Stosowanie Modulenu IBD® wymaga przestrzegania następujących zasad:
- preparatu nie można podgrzewać! – niszczący wpływ temperatury na TGF-beta,
- należy stopniowo zwiększać podaż kalorii – w granicach tygodnia (lub krócej),
- odstawianie pozostaje pewną niewiadomą, gdyż nie ustalono jeszcze obowiązujących zasad; wydaje się, że też powinno być stopniowe.
Modulen IBD znalazł się bardzo niedawno jako jedyny na liście refundacyjnej w IBD, pamiętać jednak trzeba, że refundacja dotyczy tylko indukcji remisji, a nie podtrzymywania remisji. W ramach refundacji mieści się 10-14 dniowy okres wychodzenia z żywienia enteralnego i przechodzenia na dietę zwykłą.
Powikłania żywienia enteralnego
Możliwe powikłania żywienia enteralnego to:
- nudności/wymioty,
- aspiracja,
- refluks żołądkowo-przełykowy,
- zaparcie,
- biegunka,
- zaburzenia gospodarki wodno-elektrolitowej,
- perforacja przewodu pokarmowego,
- zapalenie ucha środkowego,
- zapalenie zatok przynosowych,
- odmawianie jedzenia doustnego,
- posocznica.
Pomimo dużej liczby potencjalnych powikłań leczenie żywieniowe jest uważane za bezpieczne i z powodzeniem może być stosowane w domu. Chorzy powinni mieć zapewniony możliwie całodobowy kontakt z ośrodkiem prowadzącym żywienie. Poza tym wymagają okresowych, antropometrycznych i biochemicznych kontroli stanu odżywienia oraz oceny równowagi metabolicznej.
Przeciwwskazania do żywienia enteralnego
Nie u wszystkich chorych wymagających leczenia żywieniowego można prowadzić żywienie drogą przewodu pokarmowego. Podstawowe przeciwwskazania do żywienia parenteralnego to:
- atrezja przewodu pokarmowego,
- niedrożność mechaniczna lub porażenna,
- ciężka niewydolność krążenia,
- schyłkowa niewydolność wątroby,
- przewlekła idiopatyczna pseudoniedrożność,
- zespół krótkiego jelita,
- ciężkie rzekomobłoniaste zapalenie jelit,
- przewlekła biegunka niepoddająca się leczeniu,
- brak zgody pacjenta i/lub opiekunów,
- uporczywe wymioty (względne – możliwe podawanie za więzadło Treitza).

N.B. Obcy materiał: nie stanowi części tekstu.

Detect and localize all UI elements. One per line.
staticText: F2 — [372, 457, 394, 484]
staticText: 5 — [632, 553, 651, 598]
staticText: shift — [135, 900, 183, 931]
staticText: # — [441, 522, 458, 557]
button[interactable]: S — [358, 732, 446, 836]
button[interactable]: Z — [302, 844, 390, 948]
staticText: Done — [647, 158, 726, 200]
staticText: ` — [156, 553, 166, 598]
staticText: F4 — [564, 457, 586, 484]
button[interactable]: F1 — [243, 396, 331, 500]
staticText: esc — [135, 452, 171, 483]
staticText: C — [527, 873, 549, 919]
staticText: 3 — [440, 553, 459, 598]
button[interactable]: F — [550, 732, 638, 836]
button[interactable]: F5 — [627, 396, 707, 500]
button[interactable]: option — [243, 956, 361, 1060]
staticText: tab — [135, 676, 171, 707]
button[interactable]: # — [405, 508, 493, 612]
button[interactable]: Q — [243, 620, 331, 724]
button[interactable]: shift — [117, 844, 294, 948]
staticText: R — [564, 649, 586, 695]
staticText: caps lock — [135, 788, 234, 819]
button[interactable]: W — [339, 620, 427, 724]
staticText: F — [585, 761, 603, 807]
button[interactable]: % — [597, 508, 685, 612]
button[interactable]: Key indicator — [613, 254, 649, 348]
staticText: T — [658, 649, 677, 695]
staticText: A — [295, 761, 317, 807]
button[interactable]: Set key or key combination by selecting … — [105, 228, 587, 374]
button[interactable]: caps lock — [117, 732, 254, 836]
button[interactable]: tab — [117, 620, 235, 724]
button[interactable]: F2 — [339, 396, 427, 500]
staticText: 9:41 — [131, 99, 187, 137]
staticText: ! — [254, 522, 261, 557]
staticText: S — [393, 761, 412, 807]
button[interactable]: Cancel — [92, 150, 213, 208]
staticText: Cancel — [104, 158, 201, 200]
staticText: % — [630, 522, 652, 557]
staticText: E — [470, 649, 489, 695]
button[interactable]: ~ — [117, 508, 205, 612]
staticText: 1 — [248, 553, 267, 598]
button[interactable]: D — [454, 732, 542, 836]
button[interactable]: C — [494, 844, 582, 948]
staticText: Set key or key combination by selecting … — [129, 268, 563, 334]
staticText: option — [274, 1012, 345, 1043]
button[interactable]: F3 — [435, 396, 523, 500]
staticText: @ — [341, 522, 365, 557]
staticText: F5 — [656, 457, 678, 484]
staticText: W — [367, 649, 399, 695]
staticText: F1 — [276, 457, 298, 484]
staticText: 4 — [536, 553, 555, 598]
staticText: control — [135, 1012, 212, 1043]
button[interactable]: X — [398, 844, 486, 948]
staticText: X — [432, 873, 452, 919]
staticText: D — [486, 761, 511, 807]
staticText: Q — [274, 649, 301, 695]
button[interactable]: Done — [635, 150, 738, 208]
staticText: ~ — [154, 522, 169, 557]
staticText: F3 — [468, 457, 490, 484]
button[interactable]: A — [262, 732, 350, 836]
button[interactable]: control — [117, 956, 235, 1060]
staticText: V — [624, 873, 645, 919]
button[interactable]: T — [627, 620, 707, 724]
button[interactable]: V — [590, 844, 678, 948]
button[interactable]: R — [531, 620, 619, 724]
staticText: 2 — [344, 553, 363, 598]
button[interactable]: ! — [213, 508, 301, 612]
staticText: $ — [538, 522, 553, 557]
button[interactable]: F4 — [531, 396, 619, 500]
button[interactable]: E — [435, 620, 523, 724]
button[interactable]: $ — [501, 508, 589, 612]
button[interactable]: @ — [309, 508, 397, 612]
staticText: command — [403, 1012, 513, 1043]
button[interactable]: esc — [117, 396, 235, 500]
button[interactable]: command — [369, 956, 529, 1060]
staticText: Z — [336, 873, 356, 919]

Sukces we włączaniu żywienia enteralnego jako leczenia indukującego remisję w ch. L.-C. w znacznej mierze zależy od przekonania i zaangażowania zespołu terapeutycznego, czasu poświęconego choremu i jego rodzinie. Wydaje się, że właśnie dlatego liczba leczonych i sukcesy terapeutyczne znacząco różnią się między ośrodkami.
Piśmiennictwo
- Ruemmele F.M. et al. Consensus guidelines of ECCO/ESPGHAN Ruemmele F.M. et al. Consensus guidelines of ECCO/ESPGHAN on the medical management of pediatric Crohn's disease. J Crohns Colitis. 2014;8(10):1179–207.
- Heuschkel R.B., Menache C.C., Megerian J.T., Baird A.E. Enteral nutrition and corticosteroids in the treatment of acute Crohn's disease in children. J Pediatr Gastroenterol Nutr. 2000;31(1):8–15.
- Dziechciarz P., Horvath A., Shamir R., Szajewska H. Meta-analysis: enteral nutrition in active Crohn's disease in children. Aliment Pharmacol Ther. 2007;26(6):795–806.
- Guinet-Charpentier C., Lepage P., Morali A., Chamaillard M., Peyrin-Biroulet L. Effects of enteral polymeric diet on gut microbiota in children with Crohn's disease. Gut. 2017;66(1):194–195.